Ray Jobs in AWS Glue come to top of the list for compute-intensive operations that require distribution and parallelization. Consider processing a series of photos in parallel:

import ray

@ray.remote
def process_image(image_path):
    # Some processing logic
    return processed_image

# List of image paths
image_paths = ['image1.jpg', 'image2.jpg', 'image3.jpg']

# Process images in parallel
results = ray.get([process_image.remote(path) for path in image_paths])

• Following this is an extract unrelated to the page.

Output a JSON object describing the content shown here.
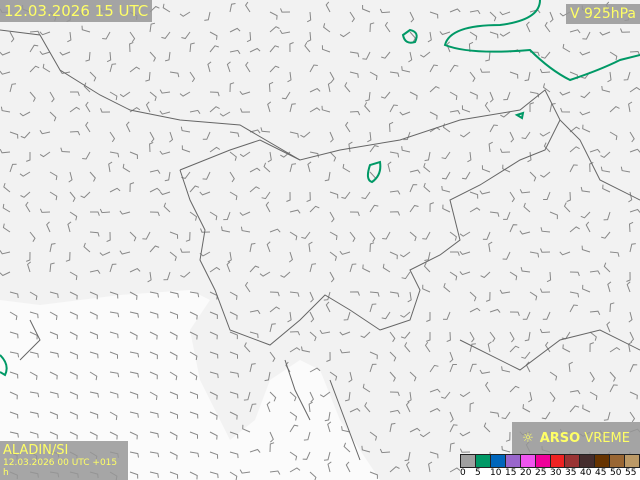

# Save processed images back to S3
output_bucket = 'output-bucket'
for i, processed_image in enumerate(results):
    output_key = f'processed/image_{i}.jpg'
    processed_image.save(f's3://{output_bucket}/{output_key}')

4. Jupyter Notebook Jobs

AWS Glue Jupyter Notebook Jobs provide an interactive and collaborative environment for data exploration and analysis. Here’s an example of how to use Jupyter Notebook for data exploration:

# Import necessary libraries
import pandas as pd
import matplotlib.pyplot as plt

# Load and explore data
data = pd.read_csv('data.csv')
data.head()

# Visualize data
plt.scatter(data['X'], data['Y'])
plt.xlabel('X-axis')
plt.ylabel('Y-axis')
plt.title('Scatter Plot')
plt.show()

Choosing the Right Job Type

Selecting the right job type depends on the specific requirements of your ETL tasks:

Best Practices for ETL Jobs

Regardless of the job type you choose, it’s essential to follow best practices:

  1. Data Validation: Ensure your data is clean and valid before processing it.
  2. Error Handling: Implement robust error handling to handle unexpected issues gracefully.
  3. Monitoring: Keep an eye on job execution with AWS Glue’s monitoring features.
  4. Testing: Test your ETL jobs thoroughly in development environments before deploying them to production.
  5. Documentation: Document your code, transformations, and job dependencies for future reference.